Reward-Directed Score-Based Diffusion Models via q-Learning
This work addresses the challenge of reward-directed generation in diffusion models for generative AI, offering a novel RL-based approach that is incremental but provides specific gains.
The authors tackled the problem of training diffusion models to generate samples that maximize reward functions while staying close to target data distributions, without relying on pretrained score functions, and demonstrated effectiveness by outperforming state-of-the-art RL methods on high-dimensional image generation tasks.
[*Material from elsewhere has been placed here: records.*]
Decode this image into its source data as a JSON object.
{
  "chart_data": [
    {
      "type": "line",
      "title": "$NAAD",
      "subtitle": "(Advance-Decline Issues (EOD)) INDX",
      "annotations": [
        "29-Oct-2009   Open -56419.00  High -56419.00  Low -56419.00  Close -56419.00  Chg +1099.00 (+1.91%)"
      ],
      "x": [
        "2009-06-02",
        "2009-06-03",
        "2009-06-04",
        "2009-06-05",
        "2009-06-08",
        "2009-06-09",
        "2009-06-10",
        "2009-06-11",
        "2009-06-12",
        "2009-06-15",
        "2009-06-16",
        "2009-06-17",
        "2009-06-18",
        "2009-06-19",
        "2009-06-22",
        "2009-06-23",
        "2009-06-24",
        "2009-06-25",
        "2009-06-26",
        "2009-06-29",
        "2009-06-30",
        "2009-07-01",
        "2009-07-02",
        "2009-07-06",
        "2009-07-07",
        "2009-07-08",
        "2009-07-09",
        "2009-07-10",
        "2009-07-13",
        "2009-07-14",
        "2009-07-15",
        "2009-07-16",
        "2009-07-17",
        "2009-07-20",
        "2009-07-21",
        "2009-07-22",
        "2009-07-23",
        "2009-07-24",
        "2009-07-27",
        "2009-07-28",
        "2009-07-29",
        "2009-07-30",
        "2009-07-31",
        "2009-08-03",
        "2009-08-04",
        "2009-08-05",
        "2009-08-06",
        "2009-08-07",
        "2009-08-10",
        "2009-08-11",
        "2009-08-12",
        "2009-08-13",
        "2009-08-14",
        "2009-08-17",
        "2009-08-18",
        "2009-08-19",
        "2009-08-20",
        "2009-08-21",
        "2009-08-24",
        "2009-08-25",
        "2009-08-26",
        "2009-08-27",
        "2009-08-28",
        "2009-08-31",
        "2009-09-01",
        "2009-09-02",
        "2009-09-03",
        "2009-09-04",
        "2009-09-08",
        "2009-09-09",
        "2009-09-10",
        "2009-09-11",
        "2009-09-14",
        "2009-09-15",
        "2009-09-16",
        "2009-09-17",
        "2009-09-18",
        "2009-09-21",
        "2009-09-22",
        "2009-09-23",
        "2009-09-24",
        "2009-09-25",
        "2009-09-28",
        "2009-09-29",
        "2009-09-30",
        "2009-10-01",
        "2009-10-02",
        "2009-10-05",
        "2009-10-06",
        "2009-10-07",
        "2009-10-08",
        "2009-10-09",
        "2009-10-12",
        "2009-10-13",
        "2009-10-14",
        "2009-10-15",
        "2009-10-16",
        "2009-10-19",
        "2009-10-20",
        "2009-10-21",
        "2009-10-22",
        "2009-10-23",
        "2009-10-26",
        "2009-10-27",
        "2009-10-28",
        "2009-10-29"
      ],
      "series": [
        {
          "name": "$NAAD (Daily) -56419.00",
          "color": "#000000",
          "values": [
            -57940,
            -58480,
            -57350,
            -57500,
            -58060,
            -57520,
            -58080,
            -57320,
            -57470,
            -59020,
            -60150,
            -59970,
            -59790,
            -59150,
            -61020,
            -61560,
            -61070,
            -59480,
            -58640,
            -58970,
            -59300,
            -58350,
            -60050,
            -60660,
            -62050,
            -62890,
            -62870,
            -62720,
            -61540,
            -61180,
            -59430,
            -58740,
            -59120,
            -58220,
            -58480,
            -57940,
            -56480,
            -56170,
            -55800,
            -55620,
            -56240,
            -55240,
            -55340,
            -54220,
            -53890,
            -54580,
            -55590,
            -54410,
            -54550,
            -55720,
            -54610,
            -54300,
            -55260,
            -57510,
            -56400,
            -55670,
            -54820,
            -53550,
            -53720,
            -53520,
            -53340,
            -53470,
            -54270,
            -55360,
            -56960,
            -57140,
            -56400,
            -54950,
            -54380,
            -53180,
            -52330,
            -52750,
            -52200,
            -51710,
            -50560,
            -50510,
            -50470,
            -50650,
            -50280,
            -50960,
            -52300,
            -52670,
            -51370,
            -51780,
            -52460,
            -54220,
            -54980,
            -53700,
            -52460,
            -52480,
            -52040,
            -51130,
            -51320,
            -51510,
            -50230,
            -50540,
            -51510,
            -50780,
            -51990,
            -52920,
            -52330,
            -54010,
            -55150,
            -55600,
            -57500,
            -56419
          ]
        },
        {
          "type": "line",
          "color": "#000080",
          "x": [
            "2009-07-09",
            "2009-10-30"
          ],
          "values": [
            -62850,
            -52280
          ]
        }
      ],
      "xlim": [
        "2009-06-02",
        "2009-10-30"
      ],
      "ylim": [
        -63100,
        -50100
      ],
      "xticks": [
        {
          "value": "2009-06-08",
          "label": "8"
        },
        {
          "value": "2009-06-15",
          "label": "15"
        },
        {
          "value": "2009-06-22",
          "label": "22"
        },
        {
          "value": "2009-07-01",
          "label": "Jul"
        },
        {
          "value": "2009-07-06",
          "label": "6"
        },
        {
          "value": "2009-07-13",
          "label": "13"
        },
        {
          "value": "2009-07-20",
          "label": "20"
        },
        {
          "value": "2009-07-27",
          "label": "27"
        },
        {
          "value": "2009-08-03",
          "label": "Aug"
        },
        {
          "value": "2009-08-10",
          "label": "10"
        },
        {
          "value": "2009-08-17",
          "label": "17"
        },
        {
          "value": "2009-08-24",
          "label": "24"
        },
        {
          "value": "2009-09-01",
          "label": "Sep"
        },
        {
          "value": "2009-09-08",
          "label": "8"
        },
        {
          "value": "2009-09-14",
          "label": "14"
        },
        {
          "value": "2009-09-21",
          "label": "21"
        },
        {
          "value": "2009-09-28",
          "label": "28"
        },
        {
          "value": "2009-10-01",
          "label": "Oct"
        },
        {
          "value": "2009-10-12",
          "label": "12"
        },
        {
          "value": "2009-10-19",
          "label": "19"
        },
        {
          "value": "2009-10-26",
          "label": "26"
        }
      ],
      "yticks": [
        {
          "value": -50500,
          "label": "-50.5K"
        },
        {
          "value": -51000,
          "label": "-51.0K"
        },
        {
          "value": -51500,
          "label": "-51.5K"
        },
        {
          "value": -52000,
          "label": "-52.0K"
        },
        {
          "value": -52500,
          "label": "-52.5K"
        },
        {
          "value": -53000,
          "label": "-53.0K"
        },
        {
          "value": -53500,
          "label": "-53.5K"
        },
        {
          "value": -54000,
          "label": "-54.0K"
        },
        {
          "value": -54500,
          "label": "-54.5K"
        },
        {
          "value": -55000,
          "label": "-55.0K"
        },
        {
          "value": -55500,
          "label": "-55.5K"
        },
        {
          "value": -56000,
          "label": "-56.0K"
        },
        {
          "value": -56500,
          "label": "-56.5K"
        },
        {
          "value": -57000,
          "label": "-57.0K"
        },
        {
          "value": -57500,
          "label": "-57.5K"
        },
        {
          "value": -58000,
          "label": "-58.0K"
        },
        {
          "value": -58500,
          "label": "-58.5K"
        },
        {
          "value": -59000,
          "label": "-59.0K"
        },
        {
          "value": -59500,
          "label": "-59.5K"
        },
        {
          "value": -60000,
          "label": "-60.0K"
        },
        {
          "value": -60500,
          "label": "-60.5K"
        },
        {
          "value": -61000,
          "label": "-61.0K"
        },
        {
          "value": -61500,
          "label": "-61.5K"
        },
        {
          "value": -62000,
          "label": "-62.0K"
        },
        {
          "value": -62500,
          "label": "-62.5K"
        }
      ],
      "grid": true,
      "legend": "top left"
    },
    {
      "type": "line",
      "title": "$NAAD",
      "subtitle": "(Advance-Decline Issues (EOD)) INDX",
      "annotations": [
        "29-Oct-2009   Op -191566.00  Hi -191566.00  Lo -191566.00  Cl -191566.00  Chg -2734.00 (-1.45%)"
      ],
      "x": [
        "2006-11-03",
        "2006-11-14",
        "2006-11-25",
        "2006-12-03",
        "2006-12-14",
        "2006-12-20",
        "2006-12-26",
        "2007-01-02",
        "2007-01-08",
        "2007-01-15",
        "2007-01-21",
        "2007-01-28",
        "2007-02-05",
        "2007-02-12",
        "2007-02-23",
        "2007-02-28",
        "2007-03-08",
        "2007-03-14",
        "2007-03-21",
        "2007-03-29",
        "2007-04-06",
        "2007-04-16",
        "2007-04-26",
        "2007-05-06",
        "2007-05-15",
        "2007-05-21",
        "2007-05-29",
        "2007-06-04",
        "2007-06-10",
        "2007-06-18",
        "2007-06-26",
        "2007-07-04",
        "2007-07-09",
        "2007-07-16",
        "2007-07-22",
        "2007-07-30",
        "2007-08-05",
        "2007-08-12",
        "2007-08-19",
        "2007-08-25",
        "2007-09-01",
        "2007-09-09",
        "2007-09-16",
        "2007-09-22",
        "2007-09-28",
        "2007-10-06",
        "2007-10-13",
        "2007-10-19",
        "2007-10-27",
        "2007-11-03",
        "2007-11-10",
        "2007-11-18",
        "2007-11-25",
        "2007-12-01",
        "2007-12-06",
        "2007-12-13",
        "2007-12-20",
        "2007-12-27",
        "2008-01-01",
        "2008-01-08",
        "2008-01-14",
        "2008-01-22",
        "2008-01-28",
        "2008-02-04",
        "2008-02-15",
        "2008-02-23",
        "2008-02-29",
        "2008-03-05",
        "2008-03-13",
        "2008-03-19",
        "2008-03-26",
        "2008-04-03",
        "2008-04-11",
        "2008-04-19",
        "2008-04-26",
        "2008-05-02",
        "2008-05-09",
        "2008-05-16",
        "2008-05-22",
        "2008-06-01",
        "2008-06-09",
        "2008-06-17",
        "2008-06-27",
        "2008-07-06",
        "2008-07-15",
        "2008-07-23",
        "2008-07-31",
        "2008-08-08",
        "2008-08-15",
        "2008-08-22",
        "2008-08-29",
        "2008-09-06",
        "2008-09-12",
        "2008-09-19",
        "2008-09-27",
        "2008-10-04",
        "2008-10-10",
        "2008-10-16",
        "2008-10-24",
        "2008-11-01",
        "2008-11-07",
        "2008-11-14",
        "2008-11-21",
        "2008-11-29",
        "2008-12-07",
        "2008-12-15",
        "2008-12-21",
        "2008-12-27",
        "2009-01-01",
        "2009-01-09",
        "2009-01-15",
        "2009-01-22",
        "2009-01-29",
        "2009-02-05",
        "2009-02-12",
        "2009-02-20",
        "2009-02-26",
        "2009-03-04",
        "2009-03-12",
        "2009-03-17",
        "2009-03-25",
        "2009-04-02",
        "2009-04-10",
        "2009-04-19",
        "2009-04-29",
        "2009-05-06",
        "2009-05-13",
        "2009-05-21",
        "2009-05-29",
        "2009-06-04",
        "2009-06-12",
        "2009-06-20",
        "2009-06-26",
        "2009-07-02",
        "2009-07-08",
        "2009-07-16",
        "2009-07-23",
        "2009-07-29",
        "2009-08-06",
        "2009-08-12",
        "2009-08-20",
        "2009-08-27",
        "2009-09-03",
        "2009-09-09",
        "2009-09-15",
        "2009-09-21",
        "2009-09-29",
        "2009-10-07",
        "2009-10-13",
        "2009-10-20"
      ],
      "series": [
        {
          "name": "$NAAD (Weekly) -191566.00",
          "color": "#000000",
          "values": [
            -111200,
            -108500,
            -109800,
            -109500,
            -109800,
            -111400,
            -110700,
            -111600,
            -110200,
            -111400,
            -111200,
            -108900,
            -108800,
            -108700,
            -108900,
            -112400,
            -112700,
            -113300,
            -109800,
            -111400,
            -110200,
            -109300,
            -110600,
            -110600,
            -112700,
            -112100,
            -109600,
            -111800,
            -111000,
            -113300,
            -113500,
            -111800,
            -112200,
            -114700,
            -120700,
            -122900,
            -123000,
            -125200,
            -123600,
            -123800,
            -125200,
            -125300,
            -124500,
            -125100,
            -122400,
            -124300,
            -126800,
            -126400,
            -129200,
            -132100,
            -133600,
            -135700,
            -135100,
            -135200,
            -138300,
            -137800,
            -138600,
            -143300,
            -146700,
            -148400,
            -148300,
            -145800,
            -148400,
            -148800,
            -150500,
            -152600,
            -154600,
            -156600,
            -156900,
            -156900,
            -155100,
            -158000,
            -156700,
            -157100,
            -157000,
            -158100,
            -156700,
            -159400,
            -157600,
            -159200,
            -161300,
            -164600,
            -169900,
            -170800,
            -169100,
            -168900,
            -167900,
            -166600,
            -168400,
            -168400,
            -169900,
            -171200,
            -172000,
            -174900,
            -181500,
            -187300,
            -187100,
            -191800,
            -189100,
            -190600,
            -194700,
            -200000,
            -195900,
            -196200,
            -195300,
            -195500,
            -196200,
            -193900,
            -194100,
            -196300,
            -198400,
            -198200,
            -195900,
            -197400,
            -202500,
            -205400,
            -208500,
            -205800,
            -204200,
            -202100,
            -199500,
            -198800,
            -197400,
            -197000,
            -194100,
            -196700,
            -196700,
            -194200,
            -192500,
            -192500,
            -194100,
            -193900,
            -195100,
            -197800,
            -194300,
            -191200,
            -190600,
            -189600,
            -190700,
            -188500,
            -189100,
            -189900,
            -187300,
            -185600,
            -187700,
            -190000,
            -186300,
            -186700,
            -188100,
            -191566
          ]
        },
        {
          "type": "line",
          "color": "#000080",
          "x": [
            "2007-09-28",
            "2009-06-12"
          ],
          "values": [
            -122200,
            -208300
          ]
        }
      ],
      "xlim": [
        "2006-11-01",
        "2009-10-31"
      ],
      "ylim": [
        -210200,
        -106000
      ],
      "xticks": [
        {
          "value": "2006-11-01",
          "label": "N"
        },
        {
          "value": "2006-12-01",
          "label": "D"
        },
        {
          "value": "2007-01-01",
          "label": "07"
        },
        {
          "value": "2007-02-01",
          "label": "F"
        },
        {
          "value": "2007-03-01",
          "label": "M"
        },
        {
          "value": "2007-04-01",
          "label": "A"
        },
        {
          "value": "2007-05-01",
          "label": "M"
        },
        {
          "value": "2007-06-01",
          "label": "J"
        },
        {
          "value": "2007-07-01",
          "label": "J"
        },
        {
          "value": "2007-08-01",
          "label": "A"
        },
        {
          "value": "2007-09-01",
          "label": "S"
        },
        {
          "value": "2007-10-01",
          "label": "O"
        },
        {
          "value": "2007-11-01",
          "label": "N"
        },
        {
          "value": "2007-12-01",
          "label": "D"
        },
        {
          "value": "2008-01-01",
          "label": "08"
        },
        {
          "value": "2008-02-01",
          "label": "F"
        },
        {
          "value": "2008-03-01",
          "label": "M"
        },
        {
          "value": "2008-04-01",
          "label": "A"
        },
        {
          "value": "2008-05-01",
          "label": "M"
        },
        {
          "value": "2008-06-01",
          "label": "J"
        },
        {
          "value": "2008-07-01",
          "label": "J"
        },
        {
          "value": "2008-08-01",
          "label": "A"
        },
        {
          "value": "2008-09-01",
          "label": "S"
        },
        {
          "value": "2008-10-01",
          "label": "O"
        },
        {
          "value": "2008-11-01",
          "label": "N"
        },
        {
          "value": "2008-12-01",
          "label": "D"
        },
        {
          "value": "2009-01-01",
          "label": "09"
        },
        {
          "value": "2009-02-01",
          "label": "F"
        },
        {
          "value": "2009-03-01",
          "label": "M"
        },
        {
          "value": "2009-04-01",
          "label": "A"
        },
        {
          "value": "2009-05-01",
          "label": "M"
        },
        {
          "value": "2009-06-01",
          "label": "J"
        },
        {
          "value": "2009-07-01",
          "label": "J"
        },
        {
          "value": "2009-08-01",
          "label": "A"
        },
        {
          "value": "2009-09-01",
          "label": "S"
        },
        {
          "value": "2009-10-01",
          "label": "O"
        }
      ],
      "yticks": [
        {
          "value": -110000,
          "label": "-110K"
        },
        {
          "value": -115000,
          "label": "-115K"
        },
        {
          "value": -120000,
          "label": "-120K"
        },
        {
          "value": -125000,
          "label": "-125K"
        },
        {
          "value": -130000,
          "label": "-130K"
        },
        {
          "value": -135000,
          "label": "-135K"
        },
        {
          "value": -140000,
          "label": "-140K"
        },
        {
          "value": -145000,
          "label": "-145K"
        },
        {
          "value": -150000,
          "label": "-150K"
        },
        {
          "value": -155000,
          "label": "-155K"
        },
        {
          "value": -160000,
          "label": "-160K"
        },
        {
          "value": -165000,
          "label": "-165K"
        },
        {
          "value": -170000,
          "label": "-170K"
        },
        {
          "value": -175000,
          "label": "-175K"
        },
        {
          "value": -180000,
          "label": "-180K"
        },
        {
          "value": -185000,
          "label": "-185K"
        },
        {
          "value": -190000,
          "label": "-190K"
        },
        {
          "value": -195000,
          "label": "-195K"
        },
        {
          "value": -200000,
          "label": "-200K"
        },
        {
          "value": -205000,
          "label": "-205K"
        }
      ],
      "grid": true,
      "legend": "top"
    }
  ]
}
We propose a new reinforcement learning (RL) formulation for training continuous-time score-based diffusion models for generative AI to generate samples that maximize reward functions while keeping the generated distributions close to the unknown target data distributions. Different from most existing studies, ours does not involve any pretrained model for the unknown score functions of the noise-perturbed data distributions, nor does it attempt to learn the score functions. Instead, we formulate the problem as entropy-regularized continuous-time RL and show that the optimal stochastic policy has a Gaussian distribution with a known covariance matrix. Based on this result, we parameterize the mean of Gaussian policies and develop an actor--critic type (little) q-learning algorithm to solve the RL problem. A key ingredient in our algorithm design is to obtain noisy observations from the unknown score function via a ratio estimator. Our formulation can also be adapted to solve pure score-matching and fine-tuning pretrained models. Numerically, we show the effectiveness of our approach by comparing its performance with two state-of-the-art RL methods that fine-tune pretrained models on several generative tasks including high-dimensional image generations. Finally, we discuss extensions of our RL formulation to probability flow ODE implementation of diffusion models and to conditional diffusion models.